Powers? Oh, yes - many powers. Great powers...

'I want the secret of those powers. I want the powers themselves. All that you knew and know now, I want to know.'

In short, you desire to be... Wamphyr!

The word and the way it was uttered in his mind were such that Dragosani could not suppress a shudder. Even he, Dragosani himself - necromancer, examiner of the dead - felt its alien awe, as if the word in itself conveyed something of the awful nature of the being or beings it named. 'Wamphyr...' he repeated it, and then:

'Here in Romania,' he quickly went on, 'there have always been legends, and in the last hundred years they've spread abroad. Personally, I've known what you are for many years now, old devil. Here they call you vampir, and in the Western world you are a vampire. There you're a creature in tales to be told at night by the fireside, stories to frighten the children to bed and stir the morbid imagination. But now I want to know what you really are. I want to separate fact from fiction. I want to take the lies out of the legend.'

He sensed a mental shrug. Then, I say it again, you would be Wamphyr. There is no other way to know it all.

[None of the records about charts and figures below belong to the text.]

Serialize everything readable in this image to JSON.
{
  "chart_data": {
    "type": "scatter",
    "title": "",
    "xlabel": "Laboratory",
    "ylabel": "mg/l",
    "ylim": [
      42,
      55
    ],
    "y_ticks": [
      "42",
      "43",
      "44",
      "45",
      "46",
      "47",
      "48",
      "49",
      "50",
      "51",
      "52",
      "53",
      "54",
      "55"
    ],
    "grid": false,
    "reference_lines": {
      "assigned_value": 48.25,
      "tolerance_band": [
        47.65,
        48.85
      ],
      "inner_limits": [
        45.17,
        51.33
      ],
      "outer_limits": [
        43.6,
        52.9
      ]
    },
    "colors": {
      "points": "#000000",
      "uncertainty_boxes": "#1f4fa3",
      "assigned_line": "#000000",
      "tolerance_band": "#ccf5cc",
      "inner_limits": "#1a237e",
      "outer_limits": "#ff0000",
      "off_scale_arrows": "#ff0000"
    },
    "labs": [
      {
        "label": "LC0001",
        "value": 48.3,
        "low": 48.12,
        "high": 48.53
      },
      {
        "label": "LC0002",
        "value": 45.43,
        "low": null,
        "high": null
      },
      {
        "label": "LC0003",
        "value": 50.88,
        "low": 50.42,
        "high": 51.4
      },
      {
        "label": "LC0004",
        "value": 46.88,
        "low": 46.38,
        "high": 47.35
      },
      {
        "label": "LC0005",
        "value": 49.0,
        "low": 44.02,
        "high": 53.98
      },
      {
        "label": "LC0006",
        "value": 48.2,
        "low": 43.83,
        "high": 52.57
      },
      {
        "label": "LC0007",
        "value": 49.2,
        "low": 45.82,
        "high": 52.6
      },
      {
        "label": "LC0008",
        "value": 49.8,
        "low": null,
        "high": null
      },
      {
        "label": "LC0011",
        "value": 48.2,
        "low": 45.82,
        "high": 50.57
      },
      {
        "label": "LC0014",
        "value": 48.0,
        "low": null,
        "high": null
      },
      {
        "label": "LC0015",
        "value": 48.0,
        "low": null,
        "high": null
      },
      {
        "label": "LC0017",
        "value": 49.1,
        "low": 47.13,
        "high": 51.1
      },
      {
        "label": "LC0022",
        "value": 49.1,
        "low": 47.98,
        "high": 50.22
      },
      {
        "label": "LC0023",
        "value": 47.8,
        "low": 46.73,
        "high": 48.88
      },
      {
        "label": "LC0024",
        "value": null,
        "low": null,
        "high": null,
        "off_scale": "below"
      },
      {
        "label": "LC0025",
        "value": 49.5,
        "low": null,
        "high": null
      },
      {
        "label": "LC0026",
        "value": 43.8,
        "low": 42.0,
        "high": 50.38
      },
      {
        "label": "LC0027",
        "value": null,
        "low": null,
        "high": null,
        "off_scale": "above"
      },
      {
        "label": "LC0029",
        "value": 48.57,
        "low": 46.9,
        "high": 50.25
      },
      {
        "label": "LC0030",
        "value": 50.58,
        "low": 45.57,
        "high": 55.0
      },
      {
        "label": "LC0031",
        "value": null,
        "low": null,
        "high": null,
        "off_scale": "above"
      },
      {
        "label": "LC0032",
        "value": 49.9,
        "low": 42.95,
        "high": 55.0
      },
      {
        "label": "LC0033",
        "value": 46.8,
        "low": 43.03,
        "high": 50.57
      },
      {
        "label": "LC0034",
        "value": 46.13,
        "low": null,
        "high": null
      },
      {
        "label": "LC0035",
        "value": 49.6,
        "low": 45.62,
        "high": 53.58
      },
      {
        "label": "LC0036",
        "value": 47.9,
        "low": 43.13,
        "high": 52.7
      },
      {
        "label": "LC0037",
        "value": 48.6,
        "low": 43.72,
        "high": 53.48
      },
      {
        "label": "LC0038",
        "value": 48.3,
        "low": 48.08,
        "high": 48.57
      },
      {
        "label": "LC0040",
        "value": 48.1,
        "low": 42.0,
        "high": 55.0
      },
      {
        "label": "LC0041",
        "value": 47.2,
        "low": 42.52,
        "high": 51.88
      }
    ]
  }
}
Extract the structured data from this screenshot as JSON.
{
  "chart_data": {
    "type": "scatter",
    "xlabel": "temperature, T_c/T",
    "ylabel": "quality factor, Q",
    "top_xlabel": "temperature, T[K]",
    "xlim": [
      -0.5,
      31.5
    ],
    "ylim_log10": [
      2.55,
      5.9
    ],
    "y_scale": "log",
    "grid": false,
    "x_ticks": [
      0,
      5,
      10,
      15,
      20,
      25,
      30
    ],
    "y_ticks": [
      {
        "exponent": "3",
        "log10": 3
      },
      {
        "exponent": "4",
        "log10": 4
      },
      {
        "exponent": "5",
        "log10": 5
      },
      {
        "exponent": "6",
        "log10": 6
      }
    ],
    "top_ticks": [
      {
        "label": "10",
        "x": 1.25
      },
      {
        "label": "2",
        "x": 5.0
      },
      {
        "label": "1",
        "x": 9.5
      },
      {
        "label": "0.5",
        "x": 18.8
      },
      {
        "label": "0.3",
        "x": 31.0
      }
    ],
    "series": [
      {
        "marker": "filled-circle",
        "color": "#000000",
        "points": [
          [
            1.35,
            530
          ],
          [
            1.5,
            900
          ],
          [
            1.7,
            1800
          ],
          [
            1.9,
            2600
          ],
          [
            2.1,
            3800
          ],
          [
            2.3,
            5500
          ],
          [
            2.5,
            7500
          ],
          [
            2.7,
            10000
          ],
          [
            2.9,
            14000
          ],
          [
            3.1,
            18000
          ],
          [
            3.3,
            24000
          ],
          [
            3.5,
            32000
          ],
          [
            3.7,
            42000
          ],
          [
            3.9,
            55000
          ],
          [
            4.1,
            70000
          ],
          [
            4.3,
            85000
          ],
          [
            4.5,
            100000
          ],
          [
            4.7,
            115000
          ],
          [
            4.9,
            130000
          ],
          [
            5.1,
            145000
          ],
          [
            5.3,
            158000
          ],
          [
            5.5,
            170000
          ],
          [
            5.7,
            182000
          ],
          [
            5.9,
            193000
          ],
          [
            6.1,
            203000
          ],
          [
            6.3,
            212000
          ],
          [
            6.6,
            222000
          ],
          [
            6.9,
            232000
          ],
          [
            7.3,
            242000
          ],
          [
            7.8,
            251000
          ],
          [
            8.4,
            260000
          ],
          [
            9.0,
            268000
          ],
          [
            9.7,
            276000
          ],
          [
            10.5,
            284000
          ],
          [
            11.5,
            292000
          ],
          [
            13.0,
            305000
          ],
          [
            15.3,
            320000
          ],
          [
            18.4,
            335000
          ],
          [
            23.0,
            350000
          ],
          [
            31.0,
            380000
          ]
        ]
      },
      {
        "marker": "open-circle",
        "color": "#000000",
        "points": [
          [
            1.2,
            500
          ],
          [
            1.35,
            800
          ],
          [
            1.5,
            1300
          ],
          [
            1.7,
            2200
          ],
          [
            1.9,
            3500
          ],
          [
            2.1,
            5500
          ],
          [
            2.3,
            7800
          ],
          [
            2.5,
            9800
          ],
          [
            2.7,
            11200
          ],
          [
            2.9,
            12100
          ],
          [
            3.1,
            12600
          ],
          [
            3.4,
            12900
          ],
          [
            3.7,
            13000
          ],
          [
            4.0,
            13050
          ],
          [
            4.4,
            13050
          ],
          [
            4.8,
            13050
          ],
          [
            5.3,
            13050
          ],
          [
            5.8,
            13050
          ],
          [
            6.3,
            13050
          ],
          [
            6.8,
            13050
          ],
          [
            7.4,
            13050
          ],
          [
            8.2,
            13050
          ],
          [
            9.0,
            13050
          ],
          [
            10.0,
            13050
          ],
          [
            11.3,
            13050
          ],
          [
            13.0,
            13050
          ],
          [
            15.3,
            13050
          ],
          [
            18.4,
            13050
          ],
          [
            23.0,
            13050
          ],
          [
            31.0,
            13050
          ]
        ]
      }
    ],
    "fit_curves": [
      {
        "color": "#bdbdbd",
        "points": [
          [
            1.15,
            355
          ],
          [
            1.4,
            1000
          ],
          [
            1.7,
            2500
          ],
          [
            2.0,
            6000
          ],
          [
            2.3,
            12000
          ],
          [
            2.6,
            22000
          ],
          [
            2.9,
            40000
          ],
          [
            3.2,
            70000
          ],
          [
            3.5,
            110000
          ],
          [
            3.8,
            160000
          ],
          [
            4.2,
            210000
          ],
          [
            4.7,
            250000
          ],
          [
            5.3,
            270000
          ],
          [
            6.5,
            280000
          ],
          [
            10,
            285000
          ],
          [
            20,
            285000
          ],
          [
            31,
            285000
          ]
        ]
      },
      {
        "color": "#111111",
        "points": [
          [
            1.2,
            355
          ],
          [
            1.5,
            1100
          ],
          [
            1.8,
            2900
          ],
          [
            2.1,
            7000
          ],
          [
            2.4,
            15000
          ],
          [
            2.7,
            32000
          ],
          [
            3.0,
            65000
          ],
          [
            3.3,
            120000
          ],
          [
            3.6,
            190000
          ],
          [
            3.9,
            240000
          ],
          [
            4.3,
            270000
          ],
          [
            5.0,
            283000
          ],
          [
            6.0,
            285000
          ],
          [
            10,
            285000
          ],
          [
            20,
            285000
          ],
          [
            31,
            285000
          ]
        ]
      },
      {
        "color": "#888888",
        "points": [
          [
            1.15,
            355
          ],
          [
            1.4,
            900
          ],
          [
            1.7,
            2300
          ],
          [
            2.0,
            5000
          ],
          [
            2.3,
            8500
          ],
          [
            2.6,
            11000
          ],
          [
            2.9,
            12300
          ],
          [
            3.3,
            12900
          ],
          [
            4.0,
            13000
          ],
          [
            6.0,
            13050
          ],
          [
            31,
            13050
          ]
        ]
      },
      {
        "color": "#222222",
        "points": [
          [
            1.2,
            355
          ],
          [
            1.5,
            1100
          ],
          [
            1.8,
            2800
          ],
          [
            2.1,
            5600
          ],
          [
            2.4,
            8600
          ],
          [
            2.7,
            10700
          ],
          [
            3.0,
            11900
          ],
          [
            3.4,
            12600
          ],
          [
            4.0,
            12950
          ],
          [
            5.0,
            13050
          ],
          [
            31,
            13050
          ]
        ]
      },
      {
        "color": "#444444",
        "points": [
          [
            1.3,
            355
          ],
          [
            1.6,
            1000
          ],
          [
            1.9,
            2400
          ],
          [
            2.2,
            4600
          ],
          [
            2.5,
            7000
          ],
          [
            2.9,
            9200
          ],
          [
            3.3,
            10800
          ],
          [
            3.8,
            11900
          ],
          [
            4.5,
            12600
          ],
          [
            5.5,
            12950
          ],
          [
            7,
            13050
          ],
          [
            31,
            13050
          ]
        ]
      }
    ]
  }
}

'But you have a history,' Dragosani insisted. 'Five hundred years you've lain here - yes, I know that - but what of the five hundred before you died?'

Died? But I did not die. They might have murdered me, yes, for it was in their power to do so. But they chose to. The punishment they chose was greater far. They merely buried me here, undead! But that aside... you want to know my history?

'Yes!'

It's a long one, and bloody. It will take time.

'We have time, plenty of it,' said Dragosani - but he sensed a restlessness, frustration in the unseen presences. It was as if something warned him not to try his luck too far. It was not in the undead thing's nature to be pressured.

But finally: / can tell you something of my history, yes. I can tell you what I did, but not how it was done. Not in so many words. Knowing my origins, my roots, will not help you to be of the Wamphyri, nor even to understand them. I can no more explain how to be Wamphyr than a fish could explain how to be a fish - or a bird how to be a bird. If you tried to be a fish you would drown. Launch yourself from the face of a cliff, like a bird, and you would fall and be crushed. And if the ways of simple creatures such as these are unknowable, how then the ways of the Wamphyri?